Based in Alexandria, Va., the NCCPR is funded by grants from the Annie E. Casey Foundation, the David and Lucile Packard Foundation, and the Open Society Institute, according to its Web site.
Both committees’ investigations were spurred by the death of Logan Marr of Chelsea, who allegedly was suffocated by her foster mother. The case has become a symbol of the problems DHS has guaranteeing the safety of its charges.
Wexler said Thursday that the Health and Human Services Committee’s recommendations, such as requiring DHS to improve kin and sibling contact and to monitor compliance with laws, are so “terribly, frustratingly vague and general.
“They might work if the agency wasn’t in denial,” he said.
He took the Committee to Review the Child Protective System to task for “settling mostly for tinkering here and there and endorsing the work of others now and then.

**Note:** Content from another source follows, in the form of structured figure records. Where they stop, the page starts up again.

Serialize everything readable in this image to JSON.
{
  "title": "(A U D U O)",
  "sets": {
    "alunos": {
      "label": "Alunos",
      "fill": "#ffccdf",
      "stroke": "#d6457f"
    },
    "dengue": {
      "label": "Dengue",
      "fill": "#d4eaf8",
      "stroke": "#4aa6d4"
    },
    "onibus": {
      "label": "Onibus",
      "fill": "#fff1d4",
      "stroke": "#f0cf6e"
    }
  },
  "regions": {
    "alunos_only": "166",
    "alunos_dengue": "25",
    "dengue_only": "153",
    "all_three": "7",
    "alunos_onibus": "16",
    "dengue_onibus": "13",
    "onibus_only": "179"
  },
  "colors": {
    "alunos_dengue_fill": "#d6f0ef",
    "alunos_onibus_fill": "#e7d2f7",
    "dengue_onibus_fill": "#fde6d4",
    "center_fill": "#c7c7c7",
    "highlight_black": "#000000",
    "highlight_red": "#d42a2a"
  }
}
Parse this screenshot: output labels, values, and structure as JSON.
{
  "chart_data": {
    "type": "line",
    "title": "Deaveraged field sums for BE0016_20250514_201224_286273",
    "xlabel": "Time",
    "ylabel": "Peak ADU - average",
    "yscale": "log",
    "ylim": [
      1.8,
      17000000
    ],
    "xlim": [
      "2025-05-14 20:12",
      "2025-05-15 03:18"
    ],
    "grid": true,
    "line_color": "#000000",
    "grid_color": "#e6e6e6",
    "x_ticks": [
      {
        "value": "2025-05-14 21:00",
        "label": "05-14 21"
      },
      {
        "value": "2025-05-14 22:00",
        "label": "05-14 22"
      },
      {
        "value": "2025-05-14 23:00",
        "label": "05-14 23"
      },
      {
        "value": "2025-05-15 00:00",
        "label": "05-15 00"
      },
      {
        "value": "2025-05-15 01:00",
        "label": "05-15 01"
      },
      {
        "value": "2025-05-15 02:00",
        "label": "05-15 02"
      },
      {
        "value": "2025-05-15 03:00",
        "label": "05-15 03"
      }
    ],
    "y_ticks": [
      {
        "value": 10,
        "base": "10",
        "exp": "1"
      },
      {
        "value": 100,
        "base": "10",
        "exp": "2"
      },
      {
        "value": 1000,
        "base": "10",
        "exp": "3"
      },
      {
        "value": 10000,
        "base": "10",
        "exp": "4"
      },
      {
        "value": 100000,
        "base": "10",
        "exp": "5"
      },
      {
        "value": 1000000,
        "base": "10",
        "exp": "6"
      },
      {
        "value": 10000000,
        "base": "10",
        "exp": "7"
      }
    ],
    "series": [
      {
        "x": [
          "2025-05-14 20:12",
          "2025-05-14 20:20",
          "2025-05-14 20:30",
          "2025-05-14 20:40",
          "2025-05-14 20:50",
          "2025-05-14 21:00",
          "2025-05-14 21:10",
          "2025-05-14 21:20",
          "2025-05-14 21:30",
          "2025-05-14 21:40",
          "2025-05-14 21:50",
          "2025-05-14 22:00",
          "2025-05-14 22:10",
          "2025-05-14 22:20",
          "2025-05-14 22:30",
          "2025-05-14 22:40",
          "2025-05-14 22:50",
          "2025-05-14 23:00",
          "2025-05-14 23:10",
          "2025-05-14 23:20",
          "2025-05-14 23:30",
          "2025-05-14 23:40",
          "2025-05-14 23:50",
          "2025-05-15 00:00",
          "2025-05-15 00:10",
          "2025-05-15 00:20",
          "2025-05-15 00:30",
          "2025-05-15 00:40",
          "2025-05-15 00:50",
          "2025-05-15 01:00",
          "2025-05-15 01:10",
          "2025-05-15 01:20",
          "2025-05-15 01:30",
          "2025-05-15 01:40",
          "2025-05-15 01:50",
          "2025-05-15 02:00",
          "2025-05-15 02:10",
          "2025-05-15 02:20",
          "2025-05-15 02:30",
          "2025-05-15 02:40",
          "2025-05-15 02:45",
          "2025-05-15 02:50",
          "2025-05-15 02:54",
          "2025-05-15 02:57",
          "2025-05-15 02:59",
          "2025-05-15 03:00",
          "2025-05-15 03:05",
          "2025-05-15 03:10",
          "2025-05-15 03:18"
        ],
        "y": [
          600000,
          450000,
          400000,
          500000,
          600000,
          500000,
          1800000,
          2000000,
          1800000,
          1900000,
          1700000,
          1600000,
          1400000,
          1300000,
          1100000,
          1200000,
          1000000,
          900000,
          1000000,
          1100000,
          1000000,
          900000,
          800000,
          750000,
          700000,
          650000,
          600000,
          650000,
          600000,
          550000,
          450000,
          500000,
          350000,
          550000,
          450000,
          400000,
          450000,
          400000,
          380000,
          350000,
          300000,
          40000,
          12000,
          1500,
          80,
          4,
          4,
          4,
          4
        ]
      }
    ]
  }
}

“Even where the committee recommends something that looks like a change, it includes so many loopholes that DHS can claim to go along while making no real changes at all,” Wexler said.
Requiring that DHS only tape interviews with children leaves workers free to misunderstand and misrepresent parents, he said.
Wexler also was disappointed that the committee voted not to raise the standard of proof the state should meet before taking a child from his or her parents.
“Perhaps, had such a higher standard existed, Logan Marr would be alive today,” he said in his report.
Meanwhile, on Thursday Rep. Eddie Dugay, D-Cherryfield, a member of the Health and Human Services Committee, said his group and DHS are working to make more definitive changes.
The committee plans to ask DHS each month to report on indicators such as the number of children placed with relatives and the number of families receiving substance abuse treatment.
“Each month we’ll have a snapshot from DHS so we can tell at a glance what’s going on,” Dugay said.
His committee’s investigation has helped in other ways, he said. DHS officials are looking into putting more money toward substance abuse treatment for families. And they have asked the Casey Foundation, a children’s advocacy group, to put together a software program to help them assess data, Dugay said.
The department has hired a substance abuse educator and counselor to work with the DHS office in Washington County, he said.
Rep. Charles Laverdiere, D-Wilton, a member of the Committee to Review the Child Protective System, said he wished Wexler had attended more than one of the group’s meetings.
“The people on the committee we think provided a good balance and thoughtfully and carefully reviewed the information available from experts within the state,” he said Thursday.
LaVerdiere said the committee’s recommendations that required legislation would be put into one bill that currently is being drafted. A public hearing will be scheduled, he said.
Sen. Susan Longley, D-Liberty, chair of the Health and Human Services Committee, said earlier this week that the group is meeting weekly to get a sense of what recommendations need a fiscal note and what could be done within existing resources.
“The goal is to make the system accountable and protect the children, and whether that comes in the form of one bill or two bills or no bills, that’s secondary to the goal of making sure we get the job done,” she said.